A professional violinist has practiced precise finger movements for decades. Neuroscientists find that her finger representations in somatosensory and motor cortex are larger than those of non-musicians. What does this demonstrate?
AViolinists are born with more cortex dedicated to their fingers, which is why they excel at fine motor skills
BCortical maps are plastic — repeated use and precision practice can expand the cortical territory devoted to body parts used with high frequency
CPrimary cortex grows new neurons in response to practice, increasing its overall volume
DThe homunculus is simply different for musicians because their fingers have more peripheral nerve endings
This is a demonstration of cortical plasticity — the ability of cortical maps to reorganize based on experience. Cortical territory is not fixed at birth; areas used frequently and with high precision recruit more neurons and expand their representation over time. Studies of musicians, Braille readers, and taxi drivers all confirm this principle. Option 0 reverses the causation. Option 3 confuses peripheral receptor density (a fixed anatomical property) with central cortical organization (which is plastic).
Question 2 Multiple Choice
A patient has a stroke affecting primary somatosensory cortex (S1) over the right hand region. A second patient has damage to parietal association cortex. How would their deficits most likely differ?
ABoth patients would have identical deficits because both regions process touch
BThe S1 patient loses raw tactile sensation from the right hand; the association cortex patient may feel touch but struggle to recognize objects by touch or integrate tactile with visual information
CThe association cortex patient would have more severe sensory loss because association areas are higher in the hierarchy
DThe S1 patient loses all sensation below the neck; the association cortex patient loses only fine discriminative touch
The cortical hierarchy predicts qualitatively different deficits at each level.
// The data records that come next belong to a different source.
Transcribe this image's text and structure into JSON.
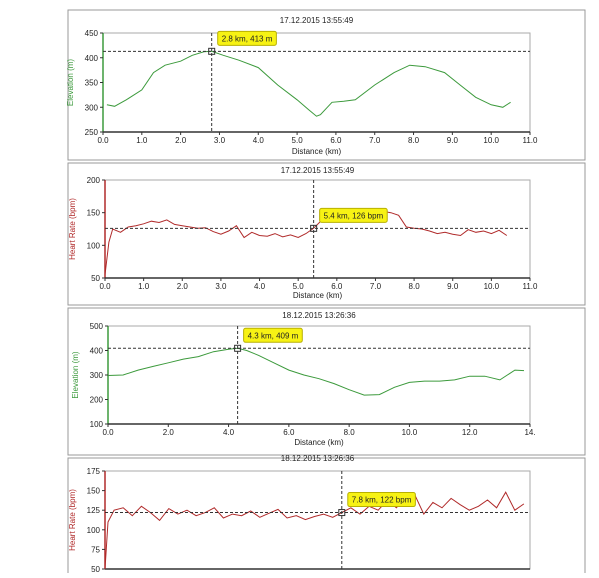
{
  "chart_data": [
    {
      "type": "line",
      "title": "17.12.2015 13:55:49",
      "xlabel": "Distance (km)",
      "ylabel": "Elevation (m)",
      "color": "#3c9a3c",
      "x": [
        0.1,
        0.3,
        0.6,
        1.0,
        1.3,
        1.6,
        2.0,
        2.3,
        2.6,
        2.8,
        3.1,
        3.5,
        4.0,
        4.5,
        5.0,
        5.3,
        5.5,
        5.6,
        5.9,
        6.2,
        6.5,
        7.0,
        7.5,
        7.9,
        8.3,
        8.8,
        9.2,
        9.6,
        10.0,
        10.3,
        10.5
      ],
      "values": [
        305,
        302,
        315,
        335,
        370,
        385,
        393,
        405,
        412,
        413,
        405,
        395,
        380,
        345,
        315,
        295,
        282,
        285,
        310,
        312,
        315,
        345,
        370,
        385,
        382,
        370,
        345,
        320,
        305,
        300,
        310
      ],
      "xlim": [
        0,
        11
      ],
      "ylim": [
        250,
        450
      ],
      "xticks": [
        {
          "value": 0,
          "label": "0.0"
        },
        {
          "value": 1,
          "label": "1.0"
        },
        {
          "value": 2,
          "label": "2.0"
        },
        {
          "value": 3,
          "label": "3.0"
        },
        {
          "value": 4,
          "label": "4.0"
        },
        {
          "value": 5,
          "label": "5.0"
        },
        {
          "value": 6,
          "label": "6.0"
        },
        {
          "value": 7,
          "label": "7.0"
        },
        {
          "value": 8,
          "label": "8.0"
        },
        {
          "value": 9,
          "label": "9.0"
        },
        {
          "value": 10,
          "label": "10.0"
        },
        {
          "value": 11,
          "label": "11.0"
        }
      ],
      "yticks": [
        250,
        300,
        350,
        400,
        450
      ],
      "cursor": {
        "x": 2.8,
        "y": 413,
        "label": "2.8 km, 413 m"
      }
    },
    {
      "type": "line",
      "title": "17.12.2015 13:55:49",
      "xlabel": "Distance (km)",
      "ylabel": "Heart Rate (bpm)",
      "color": "#b02a2a",
      "x": [
        0,
        0.1,
        0.2,
        0.4,
        0.6,
        0.8,
        1.0,
        1.2,
        1.4,
        1.6,
        1.8,
        2.0,
        2.2,
        2.4,
        2.6,
        2.8,
        3.0,
        3.2,
        3.4,
        3.6,
        3.8,
        4.0,
        4.2,
        4.4,
        4.6,
        4.8,
        5.0,
        5.2,
        5.4,
        5.6,
        5.8,
        6.0,
        6.2,
        6.4,
        6.6,
        6.8,
        7.0,
        7.2,
        7.4,
        7.6,
        7.8,
        8.0,
        8.2,
        8.4,
        8.6,
        8.8,
        9.0,
        9.2,
        9.4,
        9.6,
        9.8,
        10.0,
        10.2,
        10.4
      ],
      "values": [
        55,
        105,
        125,
        120,
        128,
        130,
        133,
        137,
        135,
        139,
        132,
        130,
        128,
        126,
        127,
        121,
        117,
        122,
        130,
        112,
        120,
        115,
        114,
        118,
        113,
        116,
        112,
        118,
        126,
        138,
        140,
        142,
        138,
        142,
        145,
        143,
        148,
        152,
        150,
        146,
        128,
        126,
        125,
        122,
        118,
        120,
        117,
        115,
        124,
        120,
        122,
        118,
        123,
        115
      ],
      "xlim": [
        0,
        11
      ],
      "ylim": [
        50,
        200
      ],
      "xticks": [
        {
          "value": 0,
          "label": "0.0"
        },
        {
          "value": 1,
          "label": "1.0"
        },
        {
          "value": 2,
          "label": "2.0"
        },
        {
          "value": 3,
          "label": "3.0"
        },
        {
          "value": 4,
          "label": "4.0"
        },
        {
          "value": 5,
          "label": "5.0"
        },
        {
          "value": 6,
          "label": "6.0"
        },
        {
          "value": 7,
          "label": "7.0"
        },
        {
          "value": 8,
          "label": "8.0"
        },
        {
          "value": 9,
          "label": "9.0"
        },
        {
          "value": 10,
          "label": "10.0"
        },
        {
          "value": 11,
          "label": "11.0"
        }
      ],
      "yticks": [
        50,
        100,
        150,
        200
      ],
      "cursor": {
        "x": 5.4,
        "y": 126,
        "label": "5.4 km, 126 bpm"
      }
    },
    {
      "type": "line",
      "title": "18.12.2015 13:26:36",
      "xlabel": "Distance (km)",
      "ylabel": "Elevation (m)",
      "color": "#3c9a3c",
      "x": [
        0,
        0.5,
        1,
        1.5,
        2,
        2.5,
        3,
        3.5,
        4,
        4.3,
        4.6,
        5,
        5.5,
        6,
        6.5,
        7,
        7.5,
        8,
        8.5,
        9,
        9.5,
        10,
        10.5,
        11,
        11.5,
        12,
        12.5,
        13,
        13.5,
        13.8
      ],
      "values": [
        298,
        300,
        320,
        335,
        350,
        365,
        375,
        395,
        405,
        409,
        400,
        380,
        350,
        320,
        300,
        285,
        265,
        240,
        218,
        220,
        250,
        270,
        275,
        275,
        280,
        295,
        295,
        280,
        320,
        318
      ],
      "xlim": [
        0,
        14
      ],
      "ylim": [
        100,
        500
      ],
      "xticks": [
        {
          "value": 0,
          "label": "0.0"
        },
        {
          "value": 2,
          "label": "2.0"
        },
        {
          "value": 4,
          "label": "4.0"
        },
        {
          "value": 6,
          "label": "6.0"
        },
        {
          "value": 8,
          "label": "8.0"
        },
        {
          "value": 10,
          "label": "10.0"
        },
        {
          "value": 12,
          "label": "12.0"
        },
        {
          "value": 14,
          "label": "14."
        }
      ],
      "yticks": [
        100,
        200,
        300,
        400,
        500
      ],
      "cursor": {
        "x": 4.3,
        "y": 409,
        "label": "4.3 km, 409 m"
      }
    },
    {
      "type": "line",
      "title": "18.12.2015 13:26:36",
      "ylabel": "Heart Rate (bpm)",
      "color": "#b02a2a",
      "x": [
        0,
        0.1,
        0.3,
        0.6,
        0.9,
        1.2,
        1.5,
        1.8,
        2.1,
        2.4,
        2.7,
        3.0,
        3.3,
        3.6,
        3.9,
        4.2,
        4.5,
        4.8,
        5.1,
        5.4,
        5.7,
        6.0,
        6.3,
        6.6,
        6.9,
        7.2,
        7.5,
        7.8,
        8.1,
        8.4,
        8.7,
        9.0,
        9.3,
        9.6,
        9.9,
        10.2,
        10.5,
        10.8,
        11.1,
        11.4,
        11.7,
        12.0,
        12.3,
        12.6,
        12.9,
        13.2,
        13.5,
        13.8
      ],
      "values": [
        50,
        110,
        125,
        128,
        118,
        130,
        122,
        112,
        127,
        120,
        125,
        118,
        122,
        128,
        115,
        120,
        118,
        124,
        116,
        121,
        126,
        115,
        118,
        113,
        117,
        120,
        116,
        122,
        128,
        120,
        130,
        125,
        138,
        128,
        142,
        145,
        120,
        135,
        128,
        140,
        132,
        125,
        130,
        138,
        128,
        148,
        125,
        133
      ],
      "xlim": [
        0,
        14
      ],
      "ylim": [
        50,
        175
      ],
      "yticks": [
        50,
        75,
        100,
        125,
        150,
        175
      ],
      "cursor": {
        "x": 7.8,
        "y": 122,
        "label": "7.8 km, 122 bpm"
      }
    }
  ]
}
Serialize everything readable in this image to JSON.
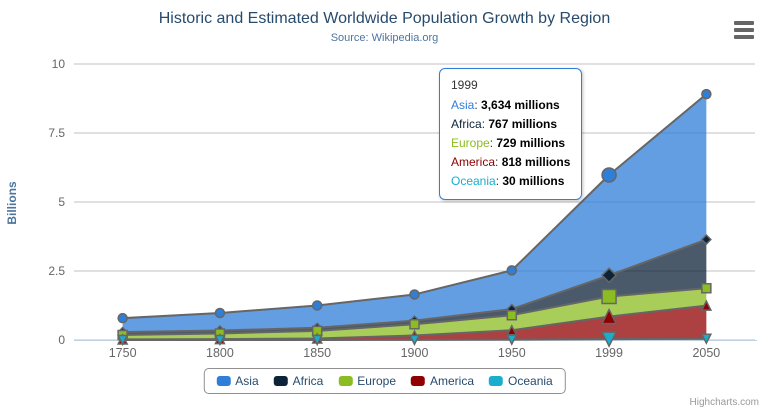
{
  "chart": {
    "title": "Historic and Estimated Worldwide Population Growth by Region",
    "subtitle": "Source: Wikipedia.org",
    "credits": "Highcharts.com"
  },
  "chart_data": {
    "type": "area",
    "stacking": "normal",
    "title": "Historic and Estimated Worldwide Population Growth by Region",
    "subtitle": "Source: Wikipedia.org",
    "categories": [
      "1750",
      "1800",
      "1850",
      "1900",
      "1950",
      "1999",
      "2050"
    ],
    "series": [
      {
        "name": "Asia",
        "color": "#2f7ed8",
        "marker": "circle",
        "values_millions": [
          502,
          635,
          809,
          947,
          1402,
          3634,
          5268
        ]
      },
      {
        "name": "Africa",
        "color": "#0d233a",
        "marker": "diamond",
        "values_millions": [
          106,
          107,
          111,
          133,
          221,
          767,
          1766
        ]
      },
      {
        "name": "Europe",
        "color": "#8bbc21",
        "marker": "square",
        "values_millions": [
          163,
          203,
          276,
          408,
          547,
          729,
          628
        ]
      },
      {
        "name": "America",
        "color": "#910000",
        "marker": "triangle-up",
        "values_millions": [
          18,
          31,
          54,
          156,
          339,
          818,
          1201
        ]
      },
      {
        "name": "Oceania",
        "color": "#1aadce",
        "marker": "triangle-down",
        "values_millions": [
          2,
          2,
          2,
          6,
          13,
          30,
          46
        ]
      }
    ],
    "xlabel": "",
    "ylabel": "Billions",
    "ylim": [
      0,
      10
    ],
    "yticks": [
      "0",
      "2.5",
      "5",
      "7.5",
      "10"
    ],
    "grid": true,
    "legend_position": "bottom",
    "line_color": "#666666",
    "fill_opacity": 0.75,
    "hovered_category_index": 5
  },
  "tooltip": {
    "header": "1999",
    "unit": "millions",
    "rows": [
      {
        "name": "Asia",
        "value": "3,634 millions"
      },
      {
        "name": "Africa",
        "value": "767 millions"
      },
      {
        "name": "Europe",
        "value": "729 millions"
      },
      {
        "name": "America",
        "value": "818 millions"
      },
      {
        "name": "Oceania",
        "value": "30 millions"
      }
    ]
  },
  "legend": {
    "items": [
      "Asia",
      "Africa",
      "Europe",
      "America",
      "Oceania"
    ]
  },
  "colors": {
    "title": "#274b6d",
    "subtitle": "#4d759e",
    "axis_label": "#666666",
    "axis_title": "#4d759e",
    "grid_line": "#c0c0c0",
    "axis_line": "#c0d0e0",
    "legend_text": "#274b6d",
    "legend_border": "#909090",
    "tooltip_border": "#2f7ed8",
    "credits_text": "#999999"
  }
}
Primary somatosensory cortex receives raw sensory data — damage here causes loss of sensation (hypoesthesia) in the corresponding body part. Association cortex extracts meaning from that data — damage can leave basic touch detection intact while impairing the ability to recognize objects by touch (tactile agnosia) or integrate touch with other senses. A patient who can feel that something is in their hand but cannot identify what it is has intact S1 but impaired somatosensory association cortex.
Question 3 True / False
In the somatosensory homunculus, the back and torso have larger cortical representations than the hands because the back is a larger body surface area.
TTrue
FFalse
Answer: False
The homunculus is famously distorted in the opposite direction: hands, lips, and tongue receive disproportionately large cortical representations despite being physically small, while the back and torso get comparatively little cortex despite being large body surfaces. Cortical territory tracks behavioral importance and receptor density, not body surface area. Fingertips have extremely high tactile receptor density and require fine motor control; the back needs neither.
Question 4 True / False
Damage to primary visual cortex (V1) produces a blind spot in the corresponding visual field, whereas damage to higher visual association areas can leave basic light detection intact while impairing object recognition or motion perception.
TTrue
FFalse
Answer: True
This is a direct consequence of the cortical hierarchy. V1 is the entry point for visual cortical processing — damage here eliminates processing for that region of visual space, producing a scotoma. Higher visual areas build on V1 output: damage to the ventral stream impairs object recognition (visual agnosia) while leaving motion detection intact; damage to the dorsal stream impairs spatial and motion processing while leaving object identity relatively intact. Qualitatively different deficit types reveal which level of the hierarchy is damaged.
Question 5 Short Answer
What does the distorted shape of the cortical homunculus reveal about the principle governing cortical map organization, and why is this allocation functionally beneficial?
Think about your answer, then reveal below.
Model answer: The homunculus reveals that cortical territory is allocated according to behavioral importance and sensory receptor density — not according to the physical size of body parts. Body parts requiring fine motor control or high-resolution sensation (hands, lips, tongue) command disproportionately more cortical space. This allocation is functionally optimal: more cortex means more computational resources devoted to tasks where precision matters. The back needs little spatial resolution; the fingertips must discriminate texture, shape, and position at millimeter scales.
The same principle applies across species in ways that reveal evolutionary priorities: rats have enormous cortical maps for whiskers; star-nosed moles devote vast cortex to their sensory stars; raccoons have unusually large paw representations. Cortical real estate is not distributed by anatomy but by what the organism actually needs to do — a concrete example of structure following function at the neural level, and one reason cortical maps are a window into an animal's behavioral ecology.